Every once in a while I read a nonfiction book that is just fantastic (like the book I read about color last year). Salt, Fat, Acid, Heat actually reminded me a lot of Living With Color, despite the fact that they really weren’t anything alike. Both books took a topic that I live with every day and really delved into it in a way that clarified things I had already felt instinctively, and helped me to see concepts and connections of which I had been vaguely aware but hadn’t really understood.
In her book, Nosrat talks about how she sort of fell into cooking when she was actually planning to be a writer. And so when she apprenticed herself to a very fancy restaurant, she found herself looking at things somewhat differently than her fellow workers who had grown up with and/or studied this passion for several years. They seemed to be able to cook on instinct, without recipes, tossing together seemingly dissimilar foods and coming up with something not just delicious but mind-blowingly so. One day she realized that this ability actually seemed to stand on four basic building blocks – salt, fat, acid, and heat – all working together in harmony. When she mentioned it to one of the other cooks, she was met with basically amounted to “well duh” …except it wasn’t a “well duh” for someone just learning to cook. Throughout the years of learning more and more about cooking, Nosrat continued to file her lessons into these four categories, thinking to herself that someday she would write a book… and then she did!
If, like me, you find cooking to be a tedious chore and the results to be incredibly mundane, you may enjoy this one. While Nosrat does include some honestly ridiculous recipes, and also seems to think that everyone lives around the corner from a delightful farmers’ market where one can purchase fresh, in-season veggies and meat that was on the hoof yesterday, most of her book is still somehow applicable to my life (and I haven’t been to a farmers’ market in years!). For me, it was the concepts more than the specific recipes, many of which are incredibly simple – I especially was fascinated by the chapter on salt, and how salting things can completely change the flavor. I’ve been salting meat a few hours before cooking it, and it genuinely has made a huge difference in the way it tastes! Ditto with salting pasta water. Both of those things fall under that category of “things people tell you to do but don’t really explain why” – which means I’ve been doing it wrong. I usually do salt meat… right before I cook it, which almost (but not quite) defeats the purpose. I also would put a dash of salt in the pasta water, for unknown reasons (someone may have told me to do this once??) – which isn’t enough to do anything to the actual pasta.

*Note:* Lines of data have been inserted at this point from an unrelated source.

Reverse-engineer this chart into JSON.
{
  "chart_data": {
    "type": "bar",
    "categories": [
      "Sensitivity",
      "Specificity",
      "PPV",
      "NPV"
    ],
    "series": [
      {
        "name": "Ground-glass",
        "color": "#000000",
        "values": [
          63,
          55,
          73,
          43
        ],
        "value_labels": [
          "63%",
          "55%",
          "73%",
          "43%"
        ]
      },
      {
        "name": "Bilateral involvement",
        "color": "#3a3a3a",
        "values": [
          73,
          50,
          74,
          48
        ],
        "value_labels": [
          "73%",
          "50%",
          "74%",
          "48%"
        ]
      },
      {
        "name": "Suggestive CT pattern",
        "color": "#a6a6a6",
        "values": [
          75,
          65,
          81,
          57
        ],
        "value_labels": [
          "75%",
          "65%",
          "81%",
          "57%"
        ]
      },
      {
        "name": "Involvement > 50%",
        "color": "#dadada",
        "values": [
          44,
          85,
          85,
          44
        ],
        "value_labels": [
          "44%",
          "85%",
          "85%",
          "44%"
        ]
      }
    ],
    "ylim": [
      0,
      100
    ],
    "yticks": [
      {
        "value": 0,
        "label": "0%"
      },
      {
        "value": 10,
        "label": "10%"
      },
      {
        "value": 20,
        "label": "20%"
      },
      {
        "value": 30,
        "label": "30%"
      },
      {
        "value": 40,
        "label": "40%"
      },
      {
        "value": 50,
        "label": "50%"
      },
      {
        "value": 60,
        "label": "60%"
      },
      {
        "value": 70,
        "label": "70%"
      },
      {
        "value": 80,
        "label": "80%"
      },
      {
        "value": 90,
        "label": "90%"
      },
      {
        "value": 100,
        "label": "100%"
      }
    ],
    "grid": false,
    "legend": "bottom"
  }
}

Throughout, the book is charmingly illustrated and also includes various charts and graphs – I loved the one that looked at seasonings from around the world, for instance. There were also smaller ones, like one that showed different ratios of water-to-rice, depending on what kind of rice you’re planning to cook.
This was one of those engaging nonfiction titles that is both intriguing to read straight through, and also excellent for reference when you need it. While I’m still not an amazing cook, I do find myself thinking more about the balance of my meals, sometimes in small ways. For instance, a few months ago I was making something (honestly can’t remember what) that called for buttermilk, and I just put in milk – well, part of the reason that that doesn’t work is that buttermilk is acidic, so now my recipe was missing not the dairy aspect, but the acidic aspect, causing the recipe to be off-balance.
I’m never going to be a skilled chef, but thanks to Nosrat I do feel like I’ve added a few more concepts to my bag of possibilities. While the recipes in this book aren’t terribly practical, the ideas behind them explain why some recipes work and others don’t, and why my meals frequently come across as bland – something that I can now work on fixing.
PS – Apparently Nosrat also has a cooking show of some kind. I’ve heard it’s amazing, but haven’t watched it myself!